The spine sign is a sonographic description of the visualization of vertebral bodies above the level of the diaphragm, which indirectly indicates that a thoracic fluid collection is present. When there is no thoracic free fluid present, an abrupt loss of the vertebral bodies occurs at the diaphragm due to air in the lungs impeding transmission.2 Pleural effusions and traumatic hemothorax can both represent fluid collections, hence the utility of subcostal imaging in the eFAST exam to evaluate thoracic trauma. One study on closed chest trauma has shown the absence of the spine sign to have a negative predictive value of 97.8% in assessing pleural effusion.3 The focused use of ultrasonography in the emergency department is regarded of high value in the early detection and diagnosis of multiple pathologies. Algorithmic exams such as the RUSH protocol provide rapid feedback on the physiology of a critically ill patient which can guide management and are recommended both by the American College of Emergency Physicians and Critical Care Societies.4 The potential applications of ultrasonography in resource-limited, austere environments by prehospital personnel are also of particular interest given novel advancements in AI-technology and focused training protocols.

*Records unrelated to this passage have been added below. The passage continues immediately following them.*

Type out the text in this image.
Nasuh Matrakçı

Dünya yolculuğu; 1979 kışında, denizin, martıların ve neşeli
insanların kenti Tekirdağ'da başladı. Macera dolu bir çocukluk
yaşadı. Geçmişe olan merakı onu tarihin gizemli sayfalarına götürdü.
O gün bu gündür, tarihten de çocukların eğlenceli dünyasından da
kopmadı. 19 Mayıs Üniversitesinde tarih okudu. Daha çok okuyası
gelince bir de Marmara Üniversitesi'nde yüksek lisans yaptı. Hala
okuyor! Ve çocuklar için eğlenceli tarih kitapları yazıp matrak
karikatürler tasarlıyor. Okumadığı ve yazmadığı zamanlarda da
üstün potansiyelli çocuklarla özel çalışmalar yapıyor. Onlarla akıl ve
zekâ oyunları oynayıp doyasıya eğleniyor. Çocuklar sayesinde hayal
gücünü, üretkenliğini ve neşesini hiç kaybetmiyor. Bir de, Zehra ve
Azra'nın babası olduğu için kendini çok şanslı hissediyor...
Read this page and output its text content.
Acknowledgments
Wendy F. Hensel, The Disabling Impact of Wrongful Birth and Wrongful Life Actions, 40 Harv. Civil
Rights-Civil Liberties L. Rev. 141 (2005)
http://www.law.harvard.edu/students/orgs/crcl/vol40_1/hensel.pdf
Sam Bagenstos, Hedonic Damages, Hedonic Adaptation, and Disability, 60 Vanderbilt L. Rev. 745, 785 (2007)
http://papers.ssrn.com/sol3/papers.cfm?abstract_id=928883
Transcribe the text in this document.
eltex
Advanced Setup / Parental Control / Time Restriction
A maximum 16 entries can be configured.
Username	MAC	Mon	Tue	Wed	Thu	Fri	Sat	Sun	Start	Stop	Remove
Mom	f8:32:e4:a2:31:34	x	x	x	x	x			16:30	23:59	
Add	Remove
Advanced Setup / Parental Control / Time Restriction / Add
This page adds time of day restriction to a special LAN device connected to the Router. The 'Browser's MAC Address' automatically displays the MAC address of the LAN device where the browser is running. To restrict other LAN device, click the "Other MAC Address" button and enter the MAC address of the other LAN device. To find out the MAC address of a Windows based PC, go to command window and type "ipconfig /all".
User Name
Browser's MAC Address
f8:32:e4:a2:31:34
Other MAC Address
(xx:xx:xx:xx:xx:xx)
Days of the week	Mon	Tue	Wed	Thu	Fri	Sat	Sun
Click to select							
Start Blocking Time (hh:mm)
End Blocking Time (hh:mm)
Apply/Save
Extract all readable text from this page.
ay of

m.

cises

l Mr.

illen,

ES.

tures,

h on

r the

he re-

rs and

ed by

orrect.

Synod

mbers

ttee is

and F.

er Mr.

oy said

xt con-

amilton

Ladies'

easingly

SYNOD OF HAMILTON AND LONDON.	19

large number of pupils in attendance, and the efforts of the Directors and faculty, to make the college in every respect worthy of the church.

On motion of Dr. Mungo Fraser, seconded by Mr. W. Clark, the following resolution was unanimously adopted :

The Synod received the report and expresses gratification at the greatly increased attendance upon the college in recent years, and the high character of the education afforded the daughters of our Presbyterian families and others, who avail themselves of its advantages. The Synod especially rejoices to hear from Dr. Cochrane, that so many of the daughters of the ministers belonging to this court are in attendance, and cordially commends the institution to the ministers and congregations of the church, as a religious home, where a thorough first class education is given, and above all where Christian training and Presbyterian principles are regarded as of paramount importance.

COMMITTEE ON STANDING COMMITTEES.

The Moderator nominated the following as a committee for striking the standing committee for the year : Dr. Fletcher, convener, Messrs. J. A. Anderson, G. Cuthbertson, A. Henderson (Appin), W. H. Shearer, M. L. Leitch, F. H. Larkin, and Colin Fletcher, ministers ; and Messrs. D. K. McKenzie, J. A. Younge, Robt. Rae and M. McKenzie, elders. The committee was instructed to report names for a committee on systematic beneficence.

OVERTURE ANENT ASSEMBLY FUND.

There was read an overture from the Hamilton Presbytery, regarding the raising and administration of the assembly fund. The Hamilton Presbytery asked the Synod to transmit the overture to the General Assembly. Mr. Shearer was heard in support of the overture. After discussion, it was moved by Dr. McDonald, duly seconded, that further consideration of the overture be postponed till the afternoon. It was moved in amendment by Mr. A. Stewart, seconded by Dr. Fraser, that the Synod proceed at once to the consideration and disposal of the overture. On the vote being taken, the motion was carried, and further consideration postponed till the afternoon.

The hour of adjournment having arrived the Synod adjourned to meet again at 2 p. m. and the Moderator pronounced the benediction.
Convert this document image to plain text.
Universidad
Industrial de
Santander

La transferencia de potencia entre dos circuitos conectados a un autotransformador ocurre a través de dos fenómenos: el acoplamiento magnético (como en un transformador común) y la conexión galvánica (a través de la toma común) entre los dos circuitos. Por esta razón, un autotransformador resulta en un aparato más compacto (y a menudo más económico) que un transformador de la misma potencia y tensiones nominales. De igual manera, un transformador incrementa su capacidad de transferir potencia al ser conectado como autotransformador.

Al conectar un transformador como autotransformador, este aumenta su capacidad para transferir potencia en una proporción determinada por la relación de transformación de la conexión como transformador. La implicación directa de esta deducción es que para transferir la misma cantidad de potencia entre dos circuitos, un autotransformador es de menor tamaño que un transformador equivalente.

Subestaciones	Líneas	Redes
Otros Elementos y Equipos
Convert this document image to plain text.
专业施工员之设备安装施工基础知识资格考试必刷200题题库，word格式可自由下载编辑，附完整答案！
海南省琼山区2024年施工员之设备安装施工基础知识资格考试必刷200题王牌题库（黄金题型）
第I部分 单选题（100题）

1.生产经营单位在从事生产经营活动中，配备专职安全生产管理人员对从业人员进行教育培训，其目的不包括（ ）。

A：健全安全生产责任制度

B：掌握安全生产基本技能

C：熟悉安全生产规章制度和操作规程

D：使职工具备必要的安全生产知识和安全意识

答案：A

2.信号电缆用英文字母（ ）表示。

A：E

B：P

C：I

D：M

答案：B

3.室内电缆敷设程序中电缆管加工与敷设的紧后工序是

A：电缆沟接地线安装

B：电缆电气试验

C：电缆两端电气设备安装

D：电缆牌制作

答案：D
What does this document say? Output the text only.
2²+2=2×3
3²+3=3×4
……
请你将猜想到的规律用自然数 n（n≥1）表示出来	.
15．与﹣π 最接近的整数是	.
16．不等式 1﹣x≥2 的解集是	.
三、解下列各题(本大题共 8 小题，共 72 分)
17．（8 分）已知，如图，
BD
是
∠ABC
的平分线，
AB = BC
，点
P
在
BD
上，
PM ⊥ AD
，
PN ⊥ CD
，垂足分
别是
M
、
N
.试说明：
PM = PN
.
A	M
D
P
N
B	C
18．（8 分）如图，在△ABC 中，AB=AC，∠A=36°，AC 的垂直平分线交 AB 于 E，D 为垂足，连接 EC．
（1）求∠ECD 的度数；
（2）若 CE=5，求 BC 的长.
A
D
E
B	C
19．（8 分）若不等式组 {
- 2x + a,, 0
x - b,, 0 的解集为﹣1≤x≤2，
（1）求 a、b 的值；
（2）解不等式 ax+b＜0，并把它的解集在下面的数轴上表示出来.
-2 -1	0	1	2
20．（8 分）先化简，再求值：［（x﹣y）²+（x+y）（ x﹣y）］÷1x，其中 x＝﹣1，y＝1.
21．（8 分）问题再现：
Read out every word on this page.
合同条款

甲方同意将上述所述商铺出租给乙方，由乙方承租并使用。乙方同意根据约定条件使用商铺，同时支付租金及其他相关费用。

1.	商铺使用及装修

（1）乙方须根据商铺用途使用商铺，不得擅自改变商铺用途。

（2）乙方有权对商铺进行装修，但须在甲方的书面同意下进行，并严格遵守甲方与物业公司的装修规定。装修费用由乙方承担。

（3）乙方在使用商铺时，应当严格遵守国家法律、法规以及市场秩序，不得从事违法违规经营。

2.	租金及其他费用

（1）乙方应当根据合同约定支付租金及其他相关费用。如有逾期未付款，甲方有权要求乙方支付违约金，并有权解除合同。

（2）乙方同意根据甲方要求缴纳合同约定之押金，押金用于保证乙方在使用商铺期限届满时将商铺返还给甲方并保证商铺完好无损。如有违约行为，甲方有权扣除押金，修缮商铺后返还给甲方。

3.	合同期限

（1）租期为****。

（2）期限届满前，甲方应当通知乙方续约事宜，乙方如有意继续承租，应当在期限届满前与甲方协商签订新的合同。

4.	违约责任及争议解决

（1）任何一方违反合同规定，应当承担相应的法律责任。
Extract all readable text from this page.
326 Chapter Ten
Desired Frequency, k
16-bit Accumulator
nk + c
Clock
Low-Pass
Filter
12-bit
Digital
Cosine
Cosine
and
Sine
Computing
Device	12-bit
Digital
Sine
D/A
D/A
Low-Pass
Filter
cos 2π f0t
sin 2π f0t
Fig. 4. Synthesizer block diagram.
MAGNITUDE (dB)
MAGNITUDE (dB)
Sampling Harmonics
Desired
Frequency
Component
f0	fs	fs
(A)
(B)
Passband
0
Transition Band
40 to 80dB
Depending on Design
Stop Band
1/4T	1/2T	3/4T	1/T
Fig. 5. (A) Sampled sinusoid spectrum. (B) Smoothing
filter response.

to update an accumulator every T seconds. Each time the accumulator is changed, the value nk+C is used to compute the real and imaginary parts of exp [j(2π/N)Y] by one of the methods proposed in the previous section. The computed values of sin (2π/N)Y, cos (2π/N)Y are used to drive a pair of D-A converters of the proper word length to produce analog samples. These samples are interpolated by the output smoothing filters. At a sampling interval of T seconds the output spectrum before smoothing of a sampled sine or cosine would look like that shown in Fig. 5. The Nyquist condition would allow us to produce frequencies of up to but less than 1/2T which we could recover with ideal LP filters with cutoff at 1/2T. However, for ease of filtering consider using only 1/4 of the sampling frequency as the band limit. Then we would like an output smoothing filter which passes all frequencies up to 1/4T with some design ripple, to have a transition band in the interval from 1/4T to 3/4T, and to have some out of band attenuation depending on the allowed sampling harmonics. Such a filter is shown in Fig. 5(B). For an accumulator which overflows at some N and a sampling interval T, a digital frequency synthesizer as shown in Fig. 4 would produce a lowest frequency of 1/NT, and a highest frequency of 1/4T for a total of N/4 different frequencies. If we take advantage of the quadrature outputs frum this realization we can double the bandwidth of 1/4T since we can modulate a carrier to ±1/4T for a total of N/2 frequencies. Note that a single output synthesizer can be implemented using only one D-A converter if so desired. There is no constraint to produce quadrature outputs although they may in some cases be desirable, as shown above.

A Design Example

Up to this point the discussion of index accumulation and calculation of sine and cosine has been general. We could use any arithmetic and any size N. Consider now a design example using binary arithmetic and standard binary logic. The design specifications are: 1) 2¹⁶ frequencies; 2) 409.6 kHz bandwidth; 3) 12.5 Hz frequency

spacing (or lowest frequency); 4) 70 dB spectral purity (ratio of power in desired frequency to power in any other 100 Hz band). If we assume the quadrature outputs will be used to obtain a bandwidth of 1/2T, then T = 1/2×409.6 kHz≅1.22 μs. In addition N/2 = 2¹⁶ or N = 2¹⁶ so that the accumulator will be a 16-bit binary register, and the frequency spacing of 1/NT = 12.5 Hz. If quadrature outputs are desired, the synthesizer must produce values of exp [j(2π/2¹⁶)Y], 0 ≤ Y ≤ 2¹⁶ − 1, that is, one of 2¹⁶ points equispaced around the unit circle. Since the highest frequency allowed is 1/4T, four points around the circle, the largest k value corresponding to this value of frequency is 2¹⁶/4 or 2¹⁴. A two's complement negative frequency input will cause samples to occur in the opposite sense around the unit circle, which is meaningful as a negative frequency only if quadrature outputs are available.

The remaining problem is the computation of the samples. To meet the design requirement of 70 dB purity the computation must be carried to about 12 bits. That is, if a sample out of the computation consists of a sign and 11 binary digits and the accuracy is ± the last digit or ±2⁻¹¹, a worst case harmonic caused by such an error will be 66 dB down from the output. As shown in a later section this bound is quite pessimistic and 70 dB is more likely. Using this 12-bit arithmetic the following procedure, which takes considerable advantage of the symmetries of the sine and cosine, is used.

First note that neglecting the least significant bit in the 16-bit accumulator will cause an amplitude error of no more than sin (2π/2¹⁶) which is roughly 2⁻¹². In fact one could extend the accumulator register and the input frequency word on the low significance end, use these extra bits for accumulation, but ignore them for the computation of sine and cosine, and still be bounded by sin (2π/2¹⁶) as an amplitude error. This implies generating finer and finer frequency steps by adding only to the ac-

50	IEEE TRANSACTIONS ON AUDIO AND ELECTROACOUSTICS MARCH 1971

In spite of a technically challenging exam, this case was an excellent example of the utility of multimodal imaging to clarify cardiopulmonary status in the ED. The patient was treated with broad antibiotic therapy for suspected urosepsis and admitted to the hospital for multidisciplinary care. He later was scheduled for therapeutic thoracentesis and surgical evaluation for a scapular fluid collection. 

References:

  1. Yousefifard M, Baikpour M, Ghelichkhani P, Asady H, Shahsavari Nia K, Moghadas Jafari A, Hosseini M, Safari S. Screening Performance Characteristic of Ultrasonography and Radiography in Detection of Pleural Effusion; a Meta-Analysis. Emerg (Tehran). 2016 Winter;4(1):1-10. PMID: 26862542; PMCID: PMC4744606.
  2. Dickman, E., Terentiev, V., Likourezos, A., Derman, A. and Haines, L., 2015. Extension of the Thoracic Spine Sign: A New Sonographic Marker of Pleural Effusion. Journal of Ultrasound in Medicine, 34(9), pp.1555-1561.
  3. Vargas CA, Quintero J, Figueroa R, Castro A, Watts FA. Extension of the thoracic spine sign as a diagnostic marker for thoracic trauma. Eur J Trauma Emerg Surg. 2021 Jun;47(3):749-755. doi: 10.1007/s00068-020-01459-1. Epub 2020 Aug 17. PMID: 32803497.
  4. Seif D, Perera P, Mailhot T, Riley D, Mandavia D. Bedside ultrasound in resuscitation and the rapid ultrasound in shock protocol. Crit Care Res Pract. 2012;2012:503254. doi: 10.1155/2012/503254. Epub 2012 Oct 24. PMID: 23133747; PMCID: PMC3485910.
  5. “The Spine Sign.” Edited by Stanford Medicine 25 Bedside Medicine Symposium, Stanford Medicine 25, Stanford Medicine 25 Bedside Medicine Symposium, stanfordmedicine25.stanford.edu/blog/archive/2018/thespinesign1.html. Accessed 25 May 2025.